MMR is overriding deck power too heavily in Brawl matchmaking
I am also submitting feedback that MMR appears to be weighted too heavily compared to actual deck power in Brawl matchmaking.
The current system seems to punish players for winning games with casual or fun decks. A deck may start out receiving appropriate matchups based on its actual power level, but after winning some games, the matchmaking appears to push that deck into queues against highly optimized lists, tutor-heavy decks, ramp shells, control shells, stax pieces, and combo engines that are far beyond the deck’s intended power level.
This creates a frustrating experience because a casual deck that is capable of winning some games is not the same thing as an optimized high-power deck. Winning with a lower-powered or more casual deck should not cause the player to be repeatedly matched against decks with much higher consistency, stronger card quality, more tutors, more ramp, or more oppressive game plans.

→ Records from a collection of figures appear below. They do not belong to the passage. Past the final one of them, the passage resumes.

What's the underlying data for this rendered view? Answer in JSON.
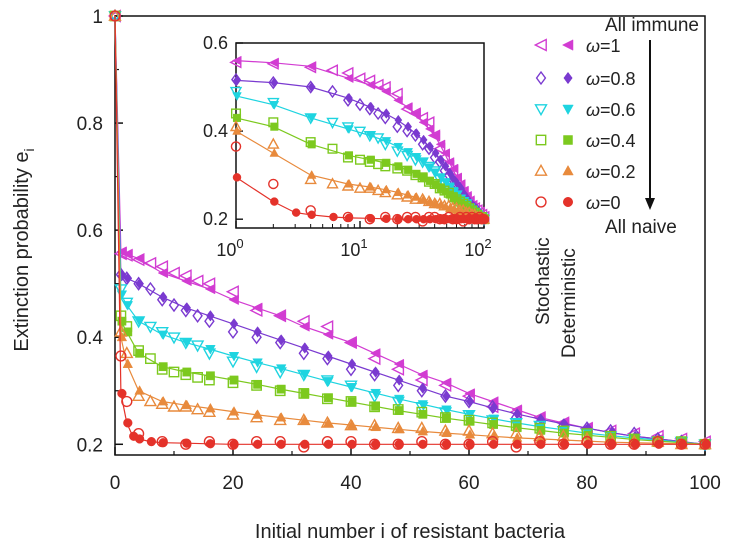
{
  "chart_data": {
    "type": "scatter",
    "title": "",
    "xlabel": "Initial number i of resistant bacteria",
    "ylabel": "Extinction probability e",
    "ylabel_subscript": "i",
    "xlim": [
      0,
      100
    ],
    "ylim": [
      0.18,
      1.0
    ],
    "x_ticks": [
      "0",
      "20",
      "40",
      "60",
      "80",
      "100"
    ],
    "y_ticks": [
      "0.2",
      "0.4",
      "0.6",
      "0.8",
      "1"
    ],
    "grid": false,
    "legend": {
      "placement": "top-right",
      "top_label": "All immune",
      "bottom_label": "All naive",
      "stochastic_label": "Stochastic",
      "deterministic_label": "Deterministic",
      "entries": [
        "ω=1",
        "ω=0.8",
        "ω=0.6",
        "ω=0.4",
        "ω=0.2",
        "ω=0"
      ]
    },
    "series": [
      {
        "name": "ω=1",
        "color": "#d23cd2",
        "marker": "triangle-left",
        "stochastic": {
          "x": [
            0,
            1,
            2,
            4,
            6,
            8,
            10,
            12,
            14,
            16,
            20,
            24,
            28,
            32,
            36,
            40,
            44,
            48,
            52,
            56,
            60,
            64,
            68,
            72,
            76,
            80,
            84,
            88,
            92,
            96,
            100
          ],
          "y": [
            1.0,
            0.556,
            0.553,
            0.545,
            0.538,
            0.532,
            0.52,
            0.515,
            0.505,
            0.5,
            0.485,
            0.45,
            0.44,
            0.43,
            0.42,
            0.39,
            0.36,
            0.34,
            0.32,
            0.31,
            0.29,
            0.27,
            0.26,
            0.25,
            0.24,
            0.23,
            0.225,
            0.22,
            0.215,
            0.21,
            0.205
          ]
        },
        "deterministic": {
          "x": [
            0,
            1,
            2,
            4,
            8,
            12,
            16,
            20,
            24,
            28,
            32,
            36,
            40,
            44,
            48,
            52,
            56,
            60,
            64,
            68,
            72,
            76,
            80,
            84,
            88,
            92,
            96,
            100
          ],
          "y": [
            1.0,
            0.56,
            0.555,
            0.547,
            0.52,
            0.505,
            0.49,
            0.47,
            0.455,
            0.44,
            0.42,
            0.405,
            0.39,
            0.37,
            0.35,
            0.33,
            0.315,
            0.295,
            0.28,
            0.265,
            0.25,
            0.24,
            0.23,
            0.222,
            0.215,
            0.21,
            0.205,
            0.2
          ]
        }
      },
      {
        "name": "ω=0.8",
        "color": "#7a3ad0",
        "marker": "diamond",
        "stochastic": {
          "x": [
            0,
            1,
            2,
            4,
            6,
            8,
            10,
            12,
            14,
            16,
            20,
            24,
            28,
            32,
            36,
            40,
            44,
            48,
            52,
            56,
            60,
            64,
            68,
            72,
            76,
            80,
            84,
            88,
            92,
            96,
            100
          ],
          "y": [
            1.0,
            0.517,
            0.51,
            0.5,
            0.49,
            0.47,
            0.46,
            0.45,
            0.44,
            0.43,
            0.41,
            0.4,
            0.39,
            0.37,
            0.36,
            0.34,
            0.33,
            0.31,
            0.3,
            0.29,
            0.28,
            0.27,
            0.25,
            0.24,
            0.235,
            0.23,
            0.225,
            0.22,
            0.21,
            0.205,
            0.2
          ]
        },
        "deterministic": {
          "x": [
            0,
            1,
            2,
            4,
            8,
            12,
            16,
            20,
            24,
            28,
            32,
            36,
            40,
            44,
            48,
            52,
            56,
            60,
            64,
            68,
            72,
            76,
            80,
            84,
            88,
            92,
            96,
            100
          ],
          "y": [
            1.0,
            0.515,
            0.51,
            0.5,
            0.475,
            0.455,
            0.44,
            0.425,
            0.41,
            0.395,
            0.38,
            0.365,
            0.35,
            0.335,
            0.32,
            0.305,
            0.29,
            0.28,
            0.268,
            0.257,
            0.247,
            0.238,
            0.23,
            0.222,
            0.215,
            0.21,
            0.205,
            0.2
          ]
        }
      },
      {
        "name": "ω=0.6",
        "color": "#1ed4e0",
        "marker": "triangle-down",
        "stochastic": {
          "x": [
            0,
            1,
            2,
            4,
            6,
            8,
            10,
            12,
            14,
            16,
            20,
            24,
            28,
            32,
            36,
            40,
            44,
            48,
            52,
            56,
            60,
            64,
            68,
            72,
            76,
            80,
            84,
            88,
            92,
            96,
            100
          ],
          "y": [
            1.0,
            0.49,
            0.465,
            0.43,
            0.42,
            0.41,
            0.4,
            0.39,
            0.385,
            0.37,
            0.355,
            0.345,
            0.335,
            0.33,
            0.32,
            0.31,
            0.29,
            0.28,
            0.27,
            0.26,
            0.255,
            0.245,
            0.24,
            0.235,
            0.225,
            0.22,
            0.215,
            0.21,
            0.205,
            0.205,
            0.2
          ]
        },
        "deterministic": {
          "x": [
            0,
            1,
            2,
            4,
            8,
            12,
            16,
            20,
            24,
            28,
            32,
            36,
            40,
            44,
            48,
            52,
            56,
            60,
            64,
            68,
            72,
            76,
            80,
            84,
            88,
            92,
            96,
            100
          ],
          "y": [
            1.0,
            0.48,
            0.46,
            0.43,
            0.405,
            0.39,
            0.378,
            0.365,
            0.353,
            0.342,
            0.33,
            0.318,
            0.307,
            0.296,
            0.285,
            0.275,
            0.265,
            0.256,
            0.248,
            0.24,
            0.233,
            0.227,
            0.221,
            0.216,
            0.212,
            0.208,
            0.204,
            0.2
          ]
        }
      },
      {
        "name": "ω=0.4",
        "color": "#7cc91e",
        "marker": "square",
        "stochastic": {
          "x": [
            0,
            1,
            2,
            4,
            6,
            8,
            10,
            12,
            14,
            16,
            20,
            24,
            28,
            32,
            36,
            40,
            44,
            48,
            52,
            56,
            60,
            64,
            68,
            72,
            76,
            80,
            84,
            88,
            92,
            96,
            100
          ],
          "y": [
            1.0,
            0.44,
            0.42,
            0.375,
            0.36,
            0.34,
            0.335,
            0.33,
            0.325,
            0.32,
            0.315,
            0.31,
            0.3,
            0.295,
            0.285,
            0.28,
            0.27,
            0.265,
            0.26,
            0.25,
            0.245,
            0.24,
            0.235,
            0.23,
            0.225,
            0.22,
            0.215,
            0.21,
            0.205,
            0.205,
            0.2
          ]
        },
        "deterministic": {
          "x": [
            0,
            1,
            2,
            4,
            8,
            12,
            16,
            20,
            24,
            28,
            32,
            36,
            40,
            44,
            48,
            52,
            56,
            60,
            64,
            68,
            72,
            76,
            80,
            84,
            88,
            92,
            96,
            100
          ],
          "y": [
            1.0,
            0.43,
            0.41,
            0.37,
            0.345,
            0.335,
            0.328,
            0.32,
            0.312,
            0.303,
            0.295,
            0.287,
            0.279,
            0.271,
            0.263,
            0.256,
            0.249,
            0.243,
            0.237,
            0.231,
            0.226,
            0.221,
            0.217,
            0.213,
            0.209,
            0.206,
            0.203,
            0.2
          ]
        }
      },
      {
        "name": "ω=0.2",
        "color": "#e88a3c",
        "marker": "triangle-up",
        "stochastic": {
          "x": [
            0,
            1,
            2,
            4,
            6,
            8,
            10,
            12,
            14,
            16,
            20,
            24,
            28,
            32,
            36,
            40,
            44,
            48,
            52,
            56,
            60,
            64,
            68,
            72,
            76,
            80,
            84,
            88,
            92,
            96,
            100
          ],
          "y": [
            1.0,
            0.41,
            0.37,
            0.29,
            0.28,
            0.275,
            0.27,
            0.27,
            0.265,
            0.26,
            0.255,
            0.25,
            0.245,
            0.245,
            0.24,
            0.235,
            0.235,
            0.23,
            0.23,
            0.225,
            0.225,
            0.22,
            0.22,
            0.215,
            0.215,
            0.21,
            0.21,
            0.205,
            0.205,
            0.2,
            0.2
          ]
        },
        "deterministic": {
          "x": [
            0,
            1,
            2,
            4,
            8,
            12,
            16,
            20,
            24,
            28,
            32,
            36,
            40,
            44,
            48,
            52,
            56,
            60,
            64,
            68,
            72,
            76,
            80,
            84,
            88,
            92,
            96,
            100
          ],
          "y": [
            1.0,
            0.4,
            0.35,
            0.3,
            0.28,
            0.273,
            0.267,
            0.261,
            0.255,
            0.25,
            0.245,
            0.24,
            0.236,
            0.232,
            0.228,
            0.224,
            0.221,
            0.218,
            0.215,
            0.212,
            0.21,
            0.208,
            0.206,
            0.204,
            0.203,
            0.202,
            0.201,
            0.2
          ]
        }
      },
      {
        "name": "ω=0",
        "color": "#e4322a",
        "marker": "circle",
        "stochastic": {
          "x": [
            0,
            1,
            2,
            4,
            8,
            12,
            16,
            20,
            24,
            28,
            32,
            36,
            40,
            44,
            48,
            52,
            56,
            60,
            64,
            68,
            72,
            76,
            80,
            84,
            88,
            92,
            96,
            100
          ],
          "y": [
            1.0,
            0.365,
            0.28,
            0.22,
            0.205,
            0.2,
            0.205,
            0.2,
            0.205,
            0.205,
            0.195,
            0.205,
            0.205,
            0.2,
            0.2,
            0.205,
            0.2,
            0.2,
            0.205,
            0.195,
            0.205,
            0.2,
            0.205,
            0.2,
            0.2,
            0.205,
            0.2,
            0.2
          ]
        },
        "deterministic": {
          "x": [
            0,
            1,
            2,
            3,
            4,
            6,
            8,
            12,
            16,
            20,
            24,
            28,
            32,
            36,
            40,
            44,
            48,
            52,
            56,
            60,
            64,
            68,
            72,
            76,
            80,
            84,
            88,
            92,
            96,
            100
          ],
          "y": [
            1.0,
            0.295,
            0.24,
            0.215,
            0.21,
            0.205,
            0.203,
            0.202,
            0.201,
            0.2,
            0.2,
            0.2,
            0.2,
            0.2,
            0.2,
            0.2,
            0.2,
            0.2,
            0.2,
            0.2,
            0.2,
            0.2,
            0.2,
            0.2,
            0.2,
            0.2,
            0.2,
            0.2,
            0.2,
            0.2
          ]
        }
      }
    ],
    "inset": {
      "xscale": "log",
      "xlim": [
        1,
        100
      ],
      "ylim": [
        0.18,
        0.6
      ],
      "x_tick_base": "10",
      "x_tick_exponents": [
        "0",
        "1",
        "2"
      ],
      "y_ticks": [
        "0.2",
        "0.4",
        "0.6"
      ]
    }
  }
}
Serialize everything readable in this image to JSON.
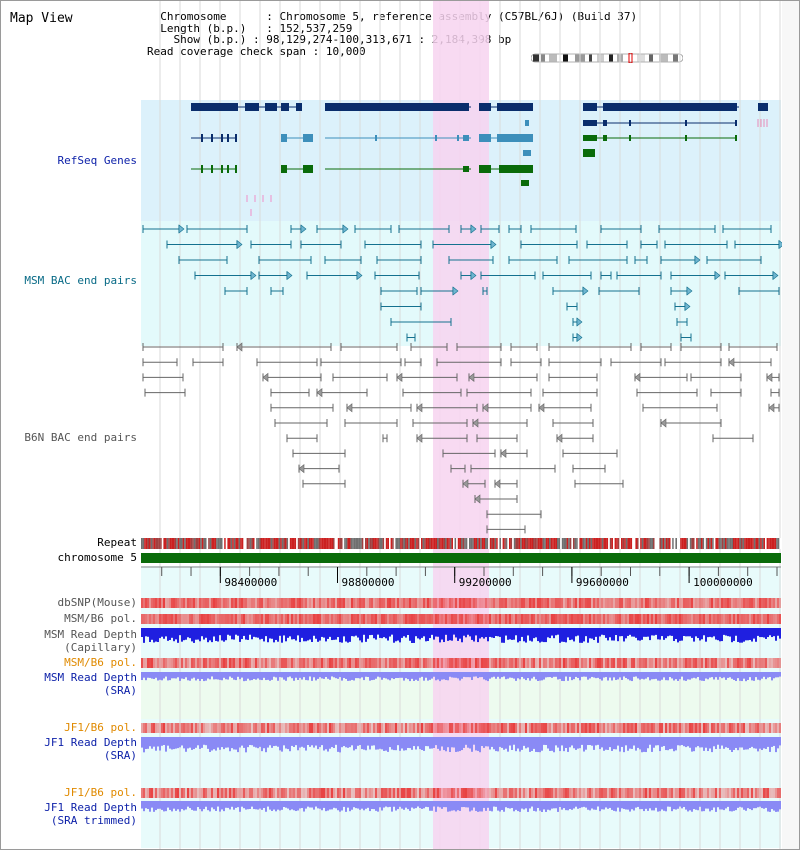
{
  "map_title": "Map View",
  "info": {
    "chromosome_key": "Chromosome",
    "chromosome_value": "Chromosome 5, reference assembly (C57BL/6J) (Build 37)",
    "length_key": "Length (b.p.)",
    "length_value": "152,537,259",
    "show_key": "Show (b.p.)",
    "show_value": "98,129,274-100,313,671 : 2,184,398 bp",
    "coverage_key": "Read coverage check span",
    "coverage_value": "10,000"
  },
  "tracks": {
    "refseq": "RefSeq Genes",
    "msm_bac": "MSM BAC end pairs",
    "b6n_bac": "B6N BAC end pairs",
    "repeat": "Repeat",
    "chromosome": "chromosome 5",
    "dbsnp": "dbSNP(Mouse)",
    "msm_b6_pol_1": "MSM/B6 pol.",
    "msm_depth_cap_1": "MSM Read Depth",
    "msm_depth_cap_2": "(Capillary)",
    "msm_b6_pol_2": "MSM/B6 pol.",
    "msm_depth_sra_1": "MSM Read Depth",
    "msm_depth_sra_2": "(SRA)",
    "jf1_b6_pol_1": "JF1/B6 pol.",
    "jf1_depth_sra_1": "JF1 Read Depth",
    "jf1_depth_sra_2": "(SRA)",
    "jf1_b6_pol_2": "JF1/B6 pol.",
    "jf1_depth_trim_1": "JF1 Read Depth",
    "jf1_depth_trim_2": "(SRA trimmed)"
  },
  "axis": {
    "ticks": [
      {
        "value": 98400000,
        "label": "98400000"
      },
      {
        "value": 98800000,
        "label": "98800000"
      },
      {
        "value": 99200000,
        "label": "99200000"
      },
      {
        "value": 99600000,
        "label": "99600000"
      },
      {
        "value": 100000000,
        "label": "100000000"
      }
    ],
    "range": [
      98129274,
      100313671
    ]
  },
  "highlight_range": [
    99100000,
    99290000
  ],
  "colors": {
    "refseq_bg": "#dcf1fb",
    "msm_bg": "#e3fafb",
    "highlight": "#f7d3f0",
    "gene_dark": "#0a2d6c",
    "gene_mid": "#3d8fbb",
    "gene_green": "#0a6b0a",
    "msm_pair": "#14718f",
    "b6n_pair": "#666666",
    "chromosome_bar": "#0a6b0a",
    "depth_blue": "#1f1fe0",
    "depth_light": "#8a8af5",
    "pol_red": "#e84040"
  }
}
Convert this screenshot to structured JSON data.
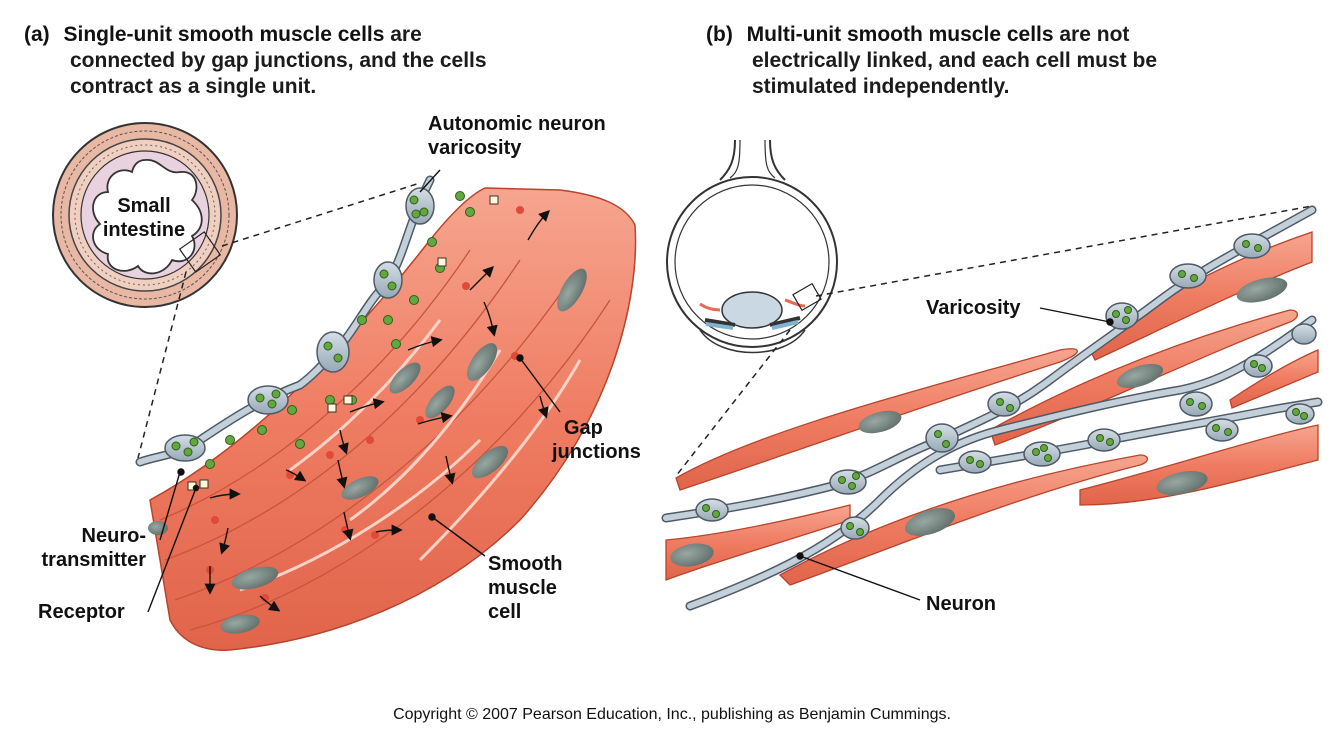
{
  "panel_a": {
    "letter": "(a)",
    "lead": "Single-unit smooth muscle cells",
    "rest_line1": " are",
    "line2": "connected by gap junctions, and the cells",
    "line3": "contract as a single unit."
  },
  "panel_b": {
    "letter": "(b)",
    "lead": "Multi-unit smooth muscle cells",
    "rest_line1": " are not",
    "line2": "electrically linked, and each cell must be",
    "line3": "stimulated independently."
  },
  "labels": {
    "small_intestine_1": "Small",
    "small_intestine_2": "intestine",
    "autonomic_1": "Autonomic neuron",
    "autonomic_2": "varicosity",
    "gap_1": "Gap",
    "gap_2": "junctions",
    "neuro_1": "Neuro-",
    "neuro_2": "transmitter",
    "receptor": "Receptor",
    "smooth_1": "Smooth",
    "smooth_2": "muscle",
    "smooth_3": "cell",
    "varicosity": "Varicosity",
    "neuron": "Neuron"
  },
  "colors": {
    "muscle": "#f0836a",
    "muscle_dark": "#d9533a",
    "muscle_light": "#f7b09c",
    "nucleus": "#6f7f7a",
    "neuron": "#b9c6d1",
    "neuron_outline": "#4e5a66",
    "vesicle": "#62a83f",
    "intestine_wall": "#e5b7a4",
    "intestine_lumen": "#ead3df"
  },
  "copyright": "Copyright © 2007 Pearson Education, Inc., publishing as Benjamin Cummings."
}
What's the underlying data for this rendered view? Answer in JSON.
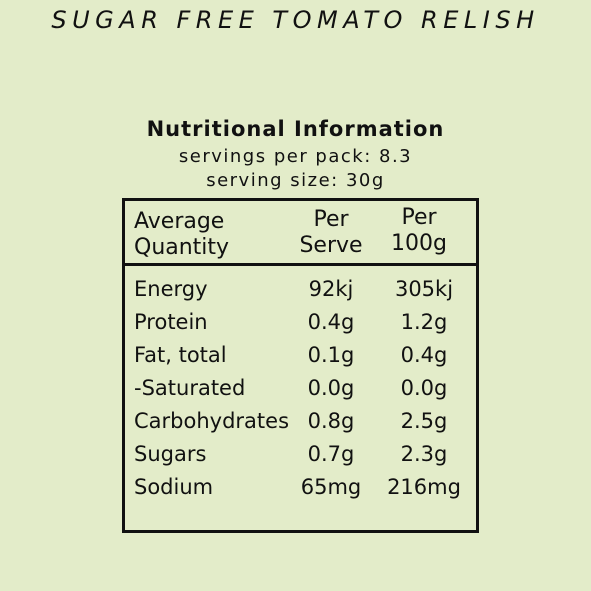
{
  "product": {
    "title": "SUGAR FREE TOMATO RELISH"
  },
  "panel": {
    "heading": "Nutritional Information",
    "servings_per_pack": "servings per pack: 8.3",
    "serving_size": "serving size: 30g",
    "columns": {
      "quantity_line1": "Average",
      "quantity_line2": "Quantity",
      "serve_line1": "Per",
      "serve_line2": "Serve",
      "per100_line1": "Per",
      "per100_line2": "100g"
    },
    "rows": [
      {
        "name": "Energy",
        "serve": "92kj",
        "per100": "305kj"
      },
      {
        "name": "Protein",
        "serve": "0.4g",
        "per100": "1.2g"
      },
      {
        "name": "Fat, total",
        "serve": "0.1g",
        "per100": "0.4g"
      },
      {
        "name": "-Saturated",
        "serve": "0.0g",
        "per100": "0.0g"
      },
      {
        "name": "Carbohydrates",
        "serve": "0.8g",
        "per100": "2.5g"
      },
      {
        "name": "Sugars",
        "serve": "0.7g",
        "per100": "2.3g"
      },
      {
        "name": "Sodium",
        "serve": "65mg",
        "per100": "216mg"
      }
    ]
  },
  "colors": {
    "background": "#e3ecc9",
    "text": "#111111",
    "border": "#111111"
  }
}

Brawl matchmaking should prioritize deck construction and actual deck power more heavily than player MMR. MMR may be useful as one factor, but it should not override deck-strength weighting to the point that a casual deck is effectively punished for performing well.
Please review whether Brawl matchmaking is placing too much emphasis on MMR relative to deck power. The system should distinguish between a truly optimized deck and a casual deck that happens to win games through normal gameplay.